L’arrivée d’un chiot à la maison s’accompagne de nombreuses questions. Parmi elles, celle des friandises revient très vite. Peut-on en donner dès les premières semaines ? Existe-t-il un âge idéal pour commencer ? Et surtout, comment éviter les erreurs qui pourraient perturber son alimentation ou son apprentissage ? Pour vous aider à y voir plus clair, Muzo • Muzo vous révèle aujourd’hui à quel âge il est possible de commencer les friandises chez le chien.

La friandise : une récompense et un petit plaisir
La friandise possède une fonction bien plus importante qu’on ne l’imagine souvent. Dans les premières semaines de vie du chiot, tout repose sur la découverte : les sons, les odeurs, les humains, les autres animaux, les règles de la maison. C’est aussi une période clé pour l’apprentissage.
Utilisée intelligemment, la friandise permet de renforcer les comportements positifs. Elle aide le chien à associer une expérience à quelque chose d’agréable. Lorsqu’un chiot répond à son nom, revient au rappel ou apprend la propreté, la récompense joue un rôle précieux dans sa compréhension.
Mais toutes les friandises ne se valent pas. Beaucoup de produits industriels sont particulièrement riches, très transformés ou chargés en additifs.
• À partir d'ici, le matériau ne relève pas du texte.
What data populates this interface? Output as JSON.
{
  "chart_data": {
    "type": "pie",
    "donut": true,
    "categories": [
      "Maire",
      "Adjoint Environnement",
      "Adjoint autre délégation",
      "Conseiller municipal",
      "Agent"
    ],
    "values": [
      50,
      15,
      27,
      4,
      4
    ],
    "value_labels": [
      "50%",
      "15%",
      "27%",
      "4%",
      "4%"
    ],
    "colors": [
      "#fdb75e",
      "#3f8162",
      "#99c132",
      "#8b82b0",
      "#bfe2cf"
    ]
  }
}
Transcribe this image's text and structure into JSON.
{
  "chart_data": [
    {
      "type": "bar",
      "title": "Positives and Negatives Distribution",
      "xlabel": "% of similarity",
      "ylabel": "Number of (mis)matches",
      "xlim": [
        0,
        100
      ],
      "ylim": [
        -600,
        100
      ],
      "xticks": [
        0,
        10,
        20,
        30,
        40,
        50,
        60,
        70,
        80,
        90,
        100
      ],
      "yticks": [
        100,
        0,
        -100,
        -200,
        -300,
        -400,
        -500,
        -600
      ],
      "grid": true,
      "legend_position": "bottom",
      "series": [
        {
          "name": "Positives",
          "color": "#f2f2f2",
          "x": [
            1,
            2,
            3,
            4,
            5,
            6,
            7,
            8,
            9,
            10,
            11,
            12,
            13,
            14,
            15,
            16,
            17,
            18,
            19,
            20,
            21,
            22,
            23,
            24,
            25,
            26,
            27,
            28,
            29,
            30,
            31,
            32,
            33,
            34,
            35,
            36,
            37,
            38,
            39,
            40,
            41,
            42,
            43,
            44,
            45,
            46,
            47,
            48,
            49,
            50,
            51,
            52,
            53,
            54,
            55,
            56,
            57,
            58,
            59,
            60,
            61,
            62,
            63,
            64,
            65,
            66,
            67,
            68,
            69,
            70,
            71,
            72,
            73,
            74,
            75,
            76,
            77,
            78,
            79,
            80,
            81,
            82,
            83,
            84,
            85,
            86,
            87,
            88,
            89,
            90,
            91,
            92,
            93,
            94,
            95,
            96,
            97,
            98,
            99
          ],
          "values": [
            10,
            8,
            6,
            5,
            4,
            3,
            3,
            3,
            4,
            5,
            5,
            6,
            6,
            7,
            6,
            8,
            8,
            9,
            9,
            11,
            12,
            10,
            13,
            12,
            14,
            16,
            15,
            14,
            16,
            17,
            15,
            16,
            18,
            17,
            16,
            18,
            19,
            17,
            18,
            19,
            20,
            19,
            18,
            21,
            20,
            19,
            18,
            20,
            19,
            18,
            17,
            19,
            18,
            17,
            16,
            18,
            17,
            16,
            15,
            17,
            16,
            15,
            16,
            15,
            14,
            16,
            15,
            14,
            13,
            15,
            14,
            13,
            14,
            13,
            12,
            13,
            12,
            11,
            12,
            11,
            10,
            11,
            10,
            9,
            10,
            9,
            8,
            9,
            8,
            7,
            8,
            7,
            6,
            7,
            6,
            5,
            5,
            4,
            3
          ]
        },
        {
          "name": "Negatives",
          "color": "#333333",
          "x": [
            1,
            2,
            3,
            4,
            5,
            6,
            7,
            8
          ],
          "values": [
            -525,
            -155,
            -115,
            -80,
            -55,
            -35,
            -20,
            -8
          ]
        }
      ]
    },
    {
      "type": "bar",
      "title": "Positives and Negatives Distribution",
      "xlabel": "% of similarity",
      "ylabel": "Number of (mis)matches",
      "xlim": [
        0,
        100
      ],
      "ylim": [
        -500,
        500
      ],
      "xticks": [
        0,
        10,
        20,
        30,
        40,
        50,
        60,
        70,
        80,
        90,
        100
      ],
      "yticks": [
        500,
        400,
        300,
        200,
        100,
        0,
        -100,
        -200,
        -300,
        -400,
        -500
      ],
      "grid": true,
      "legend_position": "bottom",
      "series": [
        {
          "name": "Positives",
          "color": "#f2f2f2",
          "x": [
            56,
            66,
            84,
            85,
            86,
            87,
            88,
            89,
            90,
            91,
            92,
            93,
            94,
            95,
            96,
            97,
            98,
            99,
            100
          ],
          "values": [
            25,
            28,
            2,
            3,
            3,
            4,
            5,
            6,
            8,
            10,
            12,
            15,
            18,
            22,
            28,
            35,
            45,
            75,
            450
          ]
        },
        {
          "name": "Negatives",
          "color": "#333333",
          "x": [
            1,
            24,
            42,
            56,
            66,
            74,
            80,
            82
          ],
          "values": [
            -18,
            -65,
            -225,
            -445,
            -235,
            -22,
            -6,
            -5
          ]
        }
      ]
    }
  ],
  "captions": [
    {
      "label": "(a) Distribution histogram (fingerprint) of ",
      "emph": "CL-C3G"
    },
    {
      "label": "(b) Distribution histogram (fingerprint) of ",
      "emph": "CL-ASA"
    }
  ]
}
Chez un jeune chien dont le système digestif est encore immature, cela peut provoquer des troubles digestifs ou encourager de mauvaises habitudes alimentaires.
Le choix de la friandise mérite donc autant d’attention que celui des croquettes. La texture, la taille, la composition et la digestibilité sont essentielles. Une friandise adaptée doit être facile à mâcher, peu calorique et formulée avec des ingrédients simples.
Il est également important de garder en tête qu’une friandise reste… une friandise. Elle ne doit jamais remplacer l’alimentation principale ni représenter une part excessive des apports quotidiens. Chez le chiot, l’équilibre nutritionnel est fondamental pour soutenir la croissance osseuse, musculaire et cognitive.
La question n’est donc pas uniquement de savoir à quel âge il est possible de commencer les friandises chez le chien, mais aussi comment les intégrer correctement dans le quotidien du chien.
Mais alors, à quel âge peut-on commencer les friandises chez le chien ?
En règle générale, il est possible de commencer à donner de petites friandises à un chiot à partir de l’âge de deux mois, soit au moment où il rejoint le plus souvent sa nouvelle famille. Avant cet âge, son alimentation repose essentiellement sur le lait maternel puis sur une transition progressive vers une alimentation solide.
À partir de huit semaines environ, les premières récompenses peuvent être introduites, à condition de rester extrêmement mesuré. Le système digestif du chiot est encore sensible et certains produits trop gras ou trop difficiles à mâcher sont inadaptés.
L’objectif, au départ, n’est pas de multiplier les gourmandises mais d’accompagner l’éducation et la socialisation. Une très petite quantité suffit largement pour capter l’attention du chiot et valoriser un comportement positif.
La texture est alors très importante. Les friandises doivent être tendres, faciles à découper et adaptées à la dentition encore fragile du jeune chien. Certaines friandises destinées aux chiens adultes peuvent être trop dures ou trop volumineuses pour un chiot. Il est aussi préférable d’introduire les nouveautés progressivement. Comme pour tout changement alimentaire, observer la digestion du chien permet de vérifier que la friandise lui convient bien. Des selles molles, des démangeaisons ou des troubles digestifs peuvent signaler une mauvaise tolérance.
Avec la croissance, les friandises prennent souvent une place plus importante dans l’apprentissage. Le rappel, la marche en laisse ou les exercices de concentration reposent bien souvent sur la récompense positive. À ce stade, la qualité nutritionnelle devient encore plus importante, car les quantités distribuées peuvent augmenter.
Enfin, il ne faut pas oublier qu’un chien n’associe pas uniquement le plaisir à la nourriture. Les caresses, le jeu, la voix et l’attention participent eux aussi à la récompense. La friandise ne doit donc pas devenir un réflexe systématique, mais un outil parmi d’autres pour construire une relation saine et équilibrée.